Even more striking is the impact if Congress decides to change the trend rate it uses to set the caps. The Senate is considering adopting the overall CPI, the index for general prices, beginning in 2025 and continuing thereafter. Growth in the overall CPI is projected by CBO to be 2.4 percent between 2020 and 2026; if it is substituted for medical CPI for the entire 2020–2026 period, total cuts resulting from the per capita cap more than double to $729 billion.
If the medical CPI or the overall CPI accurately tracked state Medicaid costs, the volatility in the trend rates would be less of a problem, but neither measure is designed to track the appropriate or expected level of Medicaid spending nationally, let alone by state. Both measure consumer spending trends, and even the medical CPI gives relatively little weight to the cost of key Medicaid services, such as nursing home care, and neither address local variations in costs.
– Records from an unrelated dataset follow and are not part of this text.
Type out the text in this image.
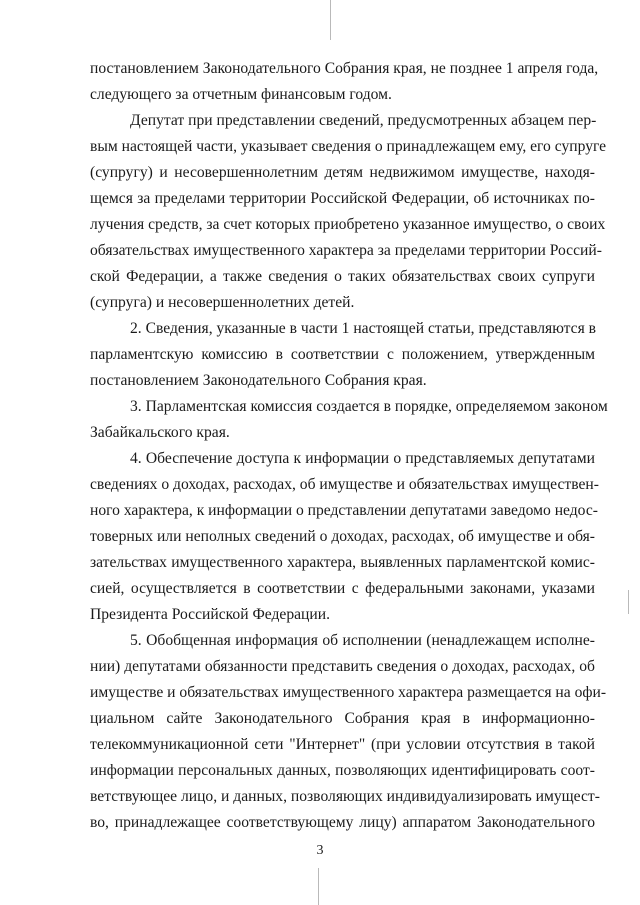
постановлением Законодательного Собрания края, не позднее 1 апреля года,

следующего за отчетным финансовым годом.

Депутат при представлении сведений, предусмотренных абзацем пер-

вым настоящей части, указывает сведения о принадлежащем ему, его супруге

(супругу) и несовершеннолетним детям недвижимом имуществе, находя-

щемся за пределами территории Российской Федерации, об источниках по-

лучения средств, за счет которых приобретено указанное имущество, о своих

обязательствах имущественного характера за пределами территории Россий-

ской Федерации, а также сведения о таких обязательствах своих супруги

(супруга) и несовершеннолетних детей.

2. Сведения, указанные в части 1 настоящей статьи, представляются в

парламентскую комиссию в соответствии с положением, утвержденным

постановлением Законодательного Собрания края.

3. Парламентская комиссия создается в порядке, определяемом законом

Забайкальского края.

4. Обеспечение доступа к информации о представляемых депутатами

сведениях о доходах, расходах, об имуществе и обязательствах имуществен-

ного характера, к информации о представлении депутатами заведомо недос-

товерных или неполных сведений о доходах, расходах, об имуществе и обя-

зательствах имущественного характера, выявленных парламентской комис-

сией, осуществляется в соответствии с федеральными законами, указами

Президента Российской Федерации.

5. Обобщенная информация об исполнении (ненадлежащем исполне-

нии) депутатами обязанности представить сведения о доходах, расходах, об

имуществе и обязательствах имущественного характера размещается на офи-

циальном сайте Законодательного Собрания края в информационно-

телекоммуникационной сети "Интернет" (при условии отсутствия в такой

информации персональных данных, позволяющих идентифицировать соот-

ветствующее лицо, и данных, позволяющих индивидуализировать имущест-

во, принадлежащее соответствующему лицу) аппаратом Законодательного

3
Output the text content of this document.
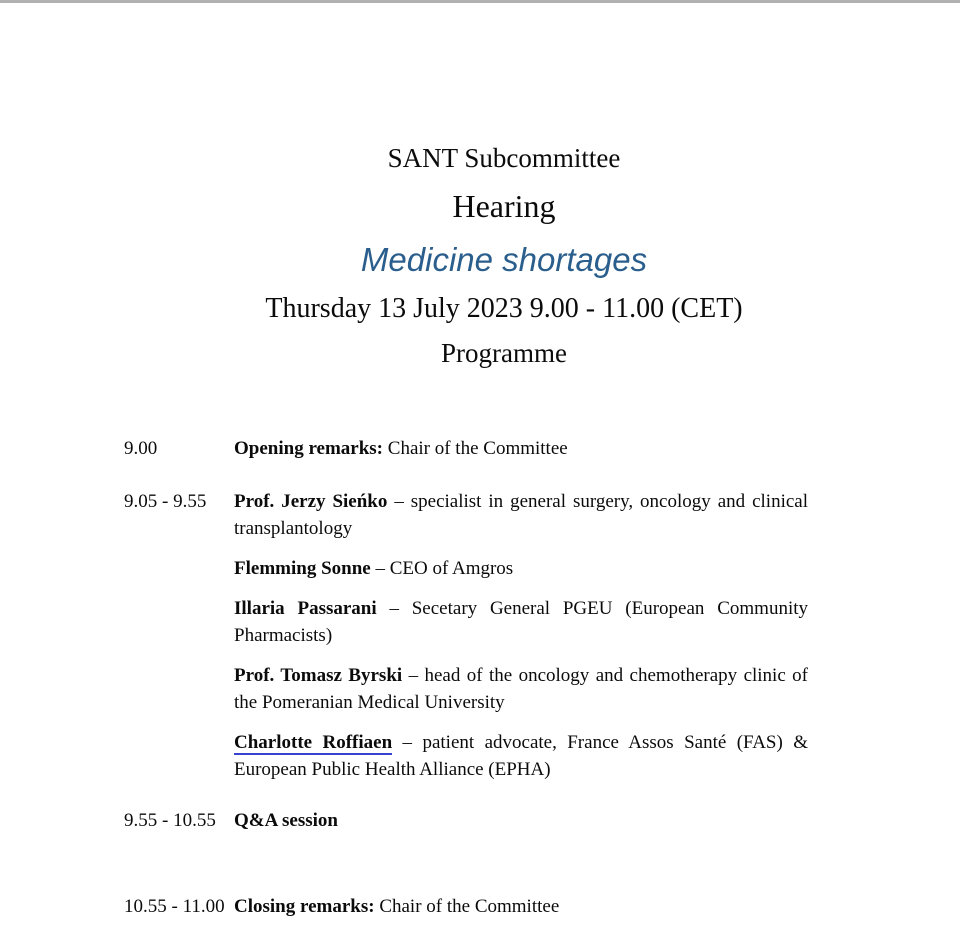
SANT Subcommittee
Hearing
Medicine shortages
Thursday 13 July 2023 9.00 - 11.00 (CET)
Programme
9.00	Opening remarks: Chair of the Committee

9.05 - 9.55	Prof. Jerzy Sieńko – specialist in general surgery, oncology and clinical transplantology

Flemming Sonne – CEO of Amgros

Illaria Passarani – Secetary General PGEU (European Community Pharmacists)

Prof. Tomasz Byrski – head of the oncology and chemotherapy clinic of the Pomeranian Medical University

Charlotte Roffiaen – patient advocate, France Assos Santé (FAS) & European Public Health Alliance (EPHA)

9.55 - 10.55 Q&A session

10.55 - 11.00 Closing remarks: Chair of the Committee
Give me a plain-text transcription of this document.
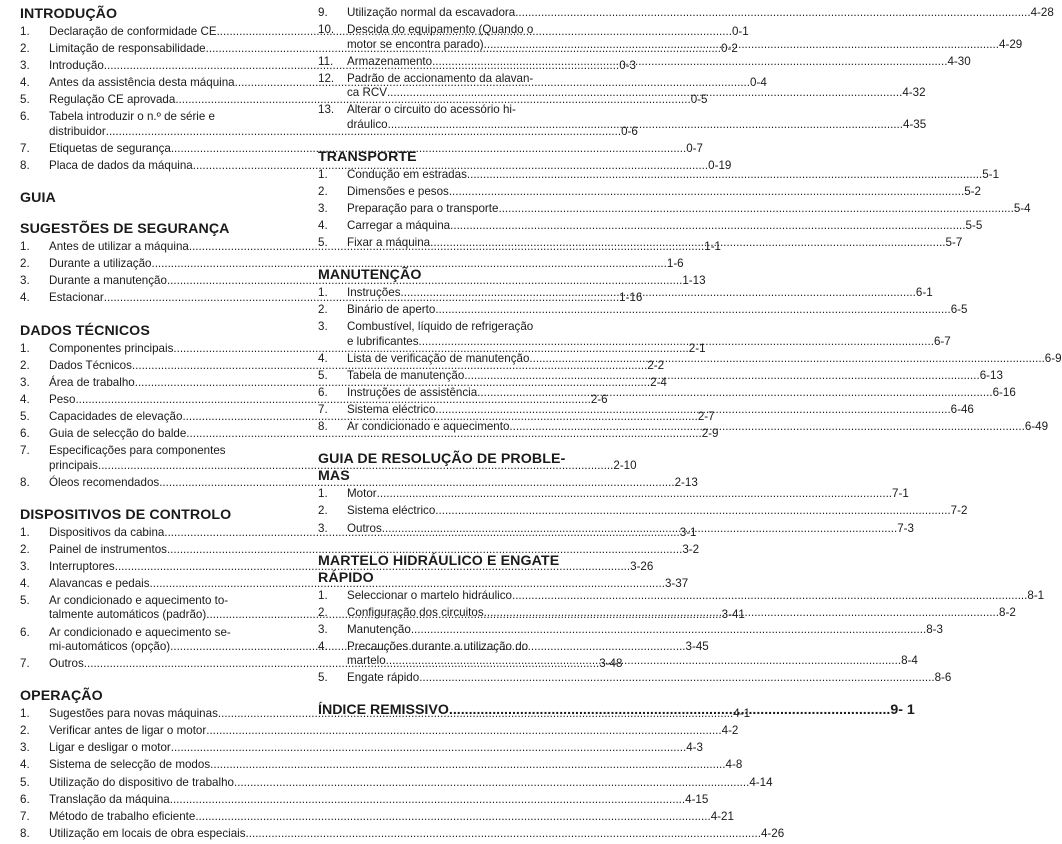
INTRODUÇÃO
1.	Declaração de conformidade CE .....	0-1
2.	Limitação de responsabilidade .....	0-2
3.	Introdução .....	0-3
4.	Antes da assistência desta máquina .....	0-4
5.	Regulação CE aprovada .....	0-5
6.	Tabela introduzir o n.º de série e
distribuidor .....	0-6
7.	Etiquetas de segurança .....	0-7
8.	Placa de dados da máquina .....	0-19
GUIA
SUGESTÕES DE SEGURANÇA
1.	Antes de utilizar a máquina .....	1-1
2.	Durante a utilização .....	1-6
3.	Durante a manutenção .....	1-13
4.	Estacionar .....	1-16
DADOS TÉCNICOS
1.	Componentes principais .....	2-1
2.	Dados Técnicos .....	2-2
3.	Área de trabalho .....	2-4
4.	Peso .....	2-6
5.	Capacidades de elevação .....	2-7
6.	Guia de selecção do balde .....	2-9
7.	Especificações para componentes
principais .....	2-10
8.	Óleos recomendados .....	2-13
DISPOSITIVOS DE CONTROLO
1.	Dispositivos da cabina .....	3-1
2.	Painel de instrumentos .....	3-2
3.	Interruptores .....	3-26
4.	Alavancas e pedais .....	3-37
5.	Ar condicionado e aquecimento to-
talmente automáticos (padrão) .....	3-41
6.	Ar condicionado e aquecimento se-
mi-automáticos (opção) .....	3-45
7.	Outros .....	3-48
OPERAÇÃO
1.	Sugestões para novas máquinas .....	4-1
2.	Verificar antes de ligar o motor .....	4-2
3.	Ligar e desligar o motor .....	4-3
4.	Sistema de selecção de modos .....	4-8
5.	Utilização do dispositivo de trabalho .....	4-14
6.	Translação da máquina .....	4-15
7.	Método de trabalho eficiente .....	4-21
8.	Utilização em locais de obra especiais .....	4-26
9.	Utilização normal da escavadora .....	4-28
10.	Descida do equipamento (Quando o
motor se encontra parado) .....	4-29
11.	Armazenamento .....	4-30
12.	Padrão de accionamento da alavan-
ca RCV .....	4-32
13.	Alterar o circuito do acessório hi-
dráulico .....	4-35
TRANSPORTE
1.	Condução em estradas .....	5-1
2.	Dimensões e pesos .....	5-2
3.	Preparação para o transporte .....	5-4
4.	Carregar a máquina .....	5-5
5.	Fixar a máquina .....	5-7
MANUTENÇÃO
1.	Instruções .....	6-1
2.	Binário de aperto .....	6-5
3.	Combustível, líquido de refrigeração
e lubrificantes .....	6-7
4.	Lista de verificação de manutenção .....	6-9
5.	Tabela de manutenção .....	6-13
6.	Instruções de assistência .....	6-16
7.	Sistema eléctrico .....	6-46
8.	Ar condicionado e aquecimento .....	6-49
GUIA DE RESOLUÇÃO DE PROBLE-
MAS
1.	Motor .....	7-1
2.	Sistema eléctrico .....	7-2
3.	Outros .....	7-3
MARTELO HIDRÁULICO E ENGATE
RÁPIDO
1.	Seleccionar o martelo hidráulico .....	8-1
2.	Configuração dos circuitos .....	8-2
3.	Manutenção .....	8-3
4.	Precauções durante a utilização do
martelo .....	8-4
5.	Engate rápido .....	8-6
ÍNDICE REMISSIVO .....	9- 1
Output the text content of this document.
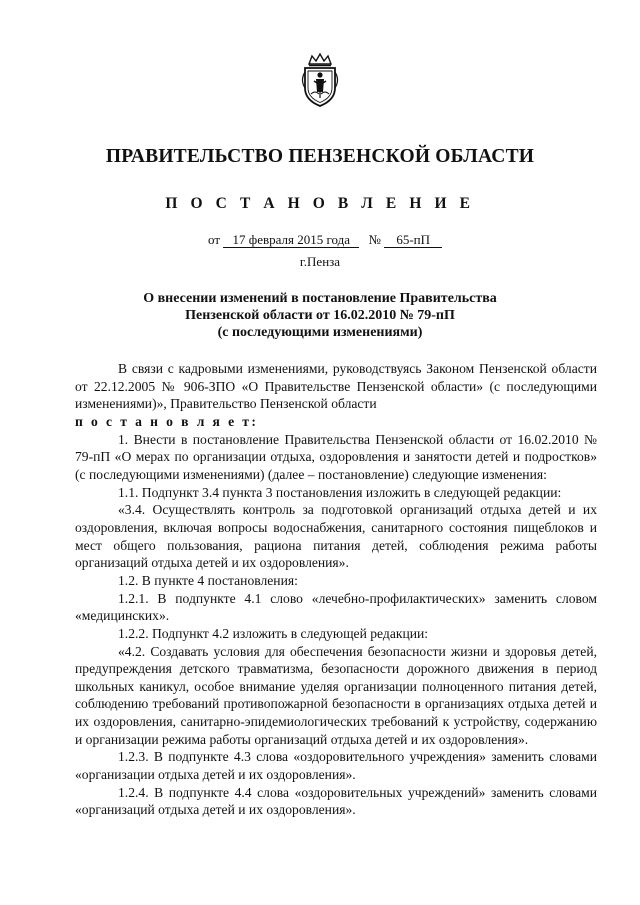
ПРАВИТЕЛЬСТВО ПЕНЗЕНСКОЙ ОБЛАСТИ
П О С Т А Н О В Л Е Н И Е
от 17 февраля 2015 года № 65-пП
г.Пенза
О внесении изменений в постановление Правительства
Пензенской области от 16.02.2010 № 79-пП
(с последующими изменениями)

В связи с кадровыми изменениями, руководствуясь Законом Пензенской области от 22.12.2005 № 906-ЗПО «О Правительстве Пензенской области» (с последующими изменениями)», Правительство Пензенской области

п о с т а н о в л я е т:

1. Внести в постановление Правительства Пензенской области от 16.02.2010 № 79-пП «О мерах по организации отдыха, оздоровления и занятости детей и подростков» (с последующими изменениями) (далее – постановление) следующие изменения:

1.1. Подпункт 3.4 пункта 3 постановления изложить в следующей редакции:

«3.4. Осуществлять контроль за подготовкой организаций отдыха детей и их оздоровления, включая вопросы водоснабжения, санитарного состояния пищеблоков и мест общего пользования, рациона питания детей, соблюдения режима работы организаций отдыха детей и их оздоровления».

1.2. В пункте 4 постановления:

1.2.1. В подпункте 4.1 слово «лечебно-профилактических» заменить словом «медицинских».

1.2.2. Подпункт 4.2 изложить в следующей редакции:

«4.2. Создавать условия для обеспечения безопасности жизни и здоровья детей, предупреждения детского травматизма, безопасности дорожного движения в период школьных каникул, особое внимание уделяя организации полноценного питания детей, соблюдению требований противопожарной безопасности в организациях отдыха детей и их оздоровления, санитарно-эпидемиологических требований к устройству, содержанию и организации режима работы организаций отдыха детей и их оздоровления».

1.2.3. В подпункте 4.3 слова «оздоровительного учреждения» заменить словами «организации отдыха детей и их оздоровления».

1.2.4. В подпункте 4.4 слова «оздоровительных учреждений» заменить словами «организаций отдыха детей и их оздоровления».
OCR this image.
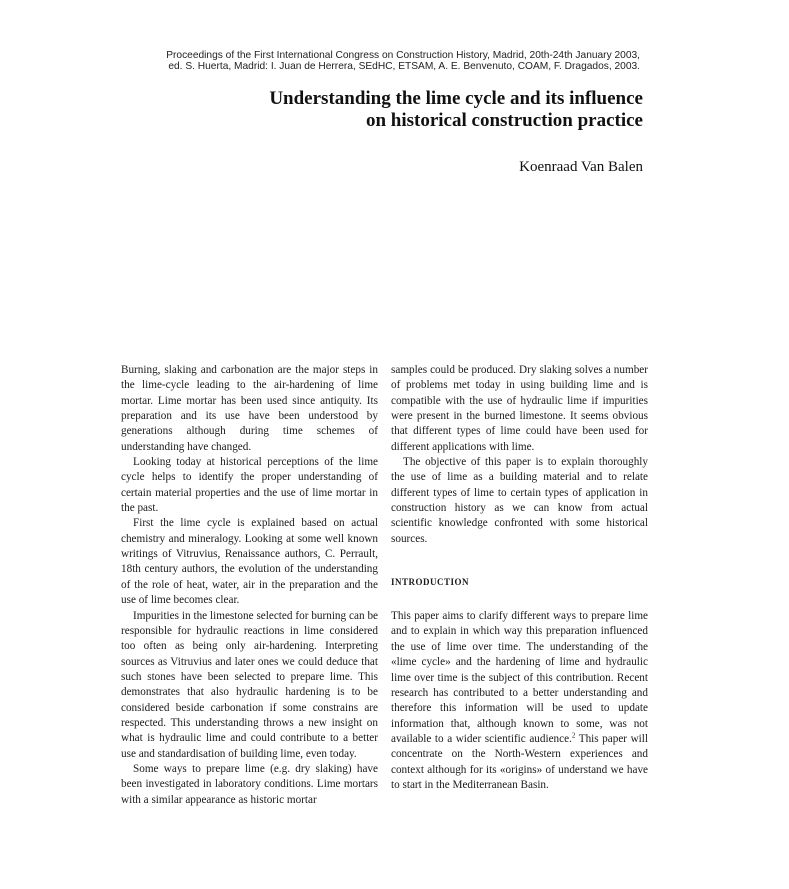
Proceedings of the First International Congress on Construction History, Madrid, 20th-24th January 2003,
ed. S. Huerta, Madrid: I. Juan de Herrera, SEdHC, ETSAM, A. E. Benvenuto, COAM, F. Dragados, 2003.
Understanding the lime cycle and its influence
on historical construction practice
Koenraad Van Balen

Burning, slaking and carbonation are the major steps in the lime-cycle leading to the air-hardening of lime mortar. Lime mortar has been used since antiquity. Its preparation and its use have been understood by generations although during time schemes of understanding have changed.

Looking today at historical perceptions of the lime cycle helps to identify the proper understanding of certain material properties and the use of lime mortar in the past.

First the lime cycle is explained based on actual chemistry and mineralogy. Looking at some well known writings of Vitruvius, Renaissance authors, C. Perrault, 18th century authors, the evolution of the understanding of the role of heat, water, air in the preparation and the use of lime becomes clear.

Impurities in the limestone selected for burning can be responsible for hydraulic reactions in lime considered too often as being only air-hardening. Interpreting sources as Vitruvius and later ones we could deduce that such stones have been selected to prepare lime. This demonstrates that also hydraulic hardening is to be considered beside carbonation if some constrains are respected. This understanding throws a new insight on what is hydraulic lime and could contribute to a better use and standardisation of building lime, even today.

Some ways to prepare lime (e.g. dry slaking) have been investigated in laboratory conditions. Lime mortars with a similar appearance as historic mortar

samples could be produced. Dry slaking solves a number of problems met today in using building lime and is compatible with the use of hydraulic lime if impurities were present in the burned limestone. It seems obvious that different types of lime could have been used for different applications with lime.

The objective of this paper is to explain thoroughly the use of lime as a building material and to relate different types of lime to certain types of application in construction history as we can know from actual scientific knowledge confronted with some historical sources.

INTRODUCTION

This paper aims to clarify different ways to prepare lime and to explain in which way this preparation influenced the use of lime over time. The understanding of the «lime cycle» and the hardening of lime and hydraulic lime over time is the subject of this contribution. Recent research has contributed to a better understanding and therefore this information will be used to update information that, although known to some, was not available to a wider scientific audience.$^2$ This paper will concentrate on the North-Western experiences and context although for its «origins» of understand we have to start in the Mediterranean Basin.
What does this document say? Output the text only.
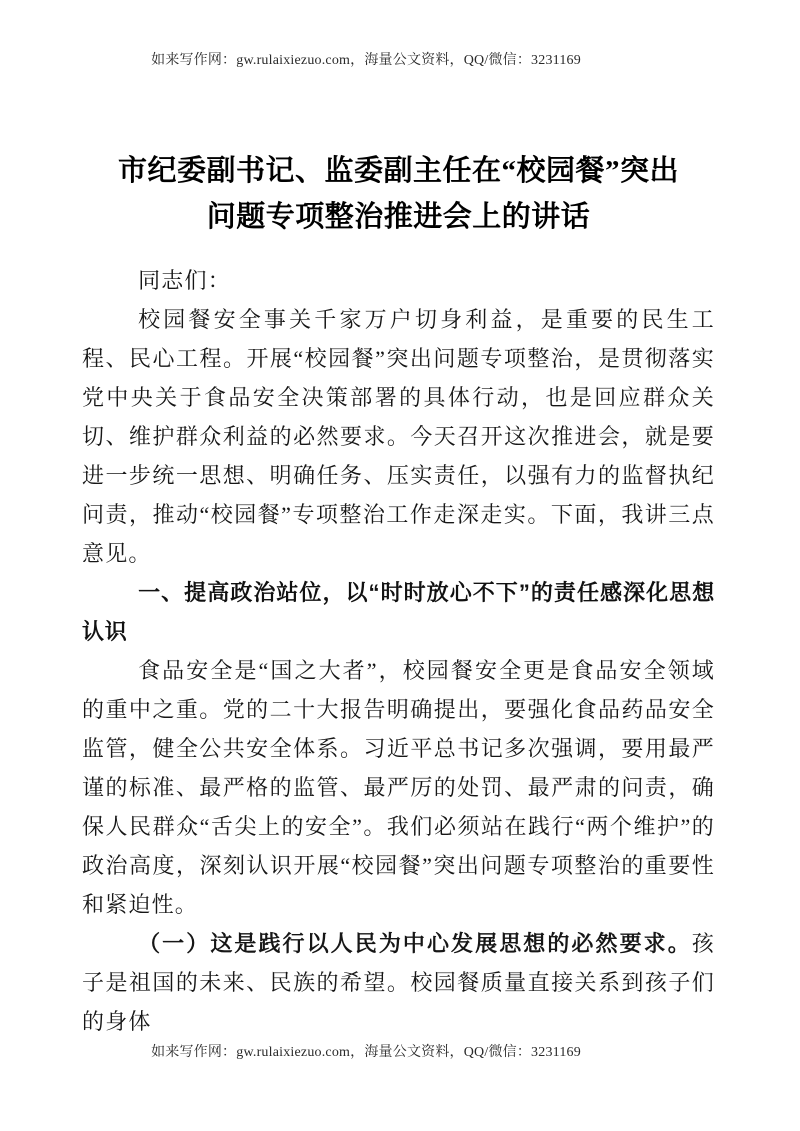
如来写作网：gw.rulaixiezuo.com，海量公文资料，QQ/微信：3231169
市纪委副书记、监委副主任在“校园餐”突出
问题专项整治推进会上的讲话

同志们：

校园餐安全事关千家万户切身利益，是重要的民生工程、民心工程。开展“校园餐”突出问题专项整治，是贯彻落实党中央关于食品安全决策部署的具体行动，也是回应群众关切、维护群众利益的必然要求。今天召开这次推进会，就是要进一步统一思想、明确任务、压实责任，以强有力的监督执纪问责，推动“校园餐”专项整治工作走深走实。下面，我讲三点意见。

一、提高政治站位，以“时时放心不下”的责任感深化思想认识

食品安全是“国之大者”，校园餐安全更是食品安全领域的重中之重。党的二十大报告明确提出，要强化食品药品安全监管，健全公共安全体系。习近平总书记多次强调，要用最严谨的标准、最严格的监管、最严厉的处罚、最严肃的问责，确保人民群众“舌尖上的安全”。我们必须站在践行“两个维护”的政治高度，深刻认识开展“校园餐”突出问题专项整治的重要性和紧迫性。

（一）这是践行以人民为中心发展思想的必然要求。孩子是祖国的未来、民族的希望。校园餐质量直接关系到孩子们的身体

如来写作网：gw.rulaixiezuo.com，海量公文资料，QQ/微信：3231169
The problem, however, is not with the measure but with the concept that a cap based on spending in a state in a prior year trended forward using a national trend rate will provide any assurance that federal funding won’t fall far short of actual need. No trend rate can accommodate differences in spending pressures across states whether due to changes in utilization attributable to a state’s demographics such as its aging population, a rise in demand for care due to a public health crisis, or the need over time to adjust provider payments to ensure access to care for children or quality of care in nursing homes.
And that brings us back to the concept of shifting risk. The cap on federal Medicaid funding is intentionally designed to reduce federal costs and make those costs predictable to the federal government. In doing so, the harm as well as the uncertainties and risks shift to states, health care providers, and the people served by the Medicaid program.